Now, you may ask, what if I have a bunch of “+” on one day? In that case, I add a page number to the right of the “+” bullet to locate the longer entry. That way you can quickly locate related content wherever it ends up finding a home in your notebook.


Be uncomfortable:

When you’re far from home, a lot of the old rules don’t apply. The world operates differently, so you operate differently. You wake up later/earlier, you eat/don’t eat certain things, you do more/less than back at home. You don’t travel to recreate what you know. You travel to experience what you don’t, and for that you don’t need a passport.

The potency of travel needn’t be measured by distance from home. Rather, it should be measured by distance from the familiar. No matter where you are, or what you’re doing, you can experience new things. Hopping on a bus or plane is one way to do it, but there are others ways all around you, here and now. In essence, all travel is, is change.

Change requires us to adapt and evolve. It helps us switch off our autopilot, to better navigate the unfamiliar. It changes our perspective, and even the smallest change in perspective can reveal things that may have been invisible before. This is just as true for desert camping, as it is for taking a new class, as it is for your Bullet Journal practice.
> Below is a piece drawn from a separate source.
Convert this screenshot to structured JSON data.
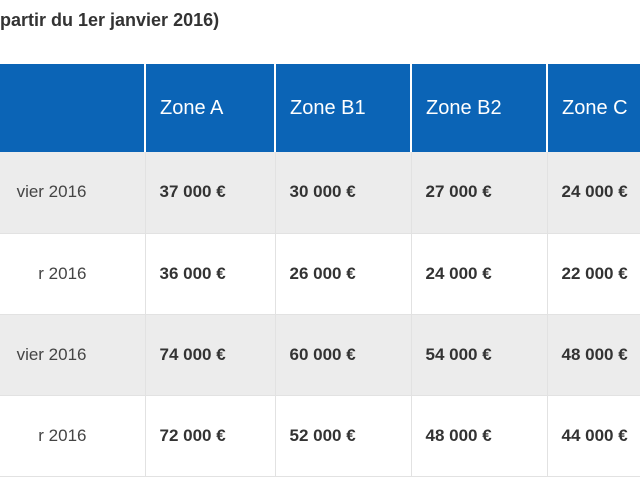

My notebook is a reflection of my inner world. When that world is not a reflection of where I want to be, I use it to travel. That travel is not about location, it’s about discovery. I take it to places it hasn’t been before. On these travels, I’ve seen my notebook turn into a sketchbook, a book of poetry (that shall never see the light of day), a place where I started mapping ideas for this crazy site I wanted to build to share how I used my notebook…

Play, have fun, try new things, who knows what you’ll discover about your BuJo practice, about yourself. Having the ability to travel inside your notebook, taking a vacation from what is familiar, is part of what makes BuJo so fun. Best of all, you can do that at any time. Happy travels!

How do you use your Bullet Journal to travel?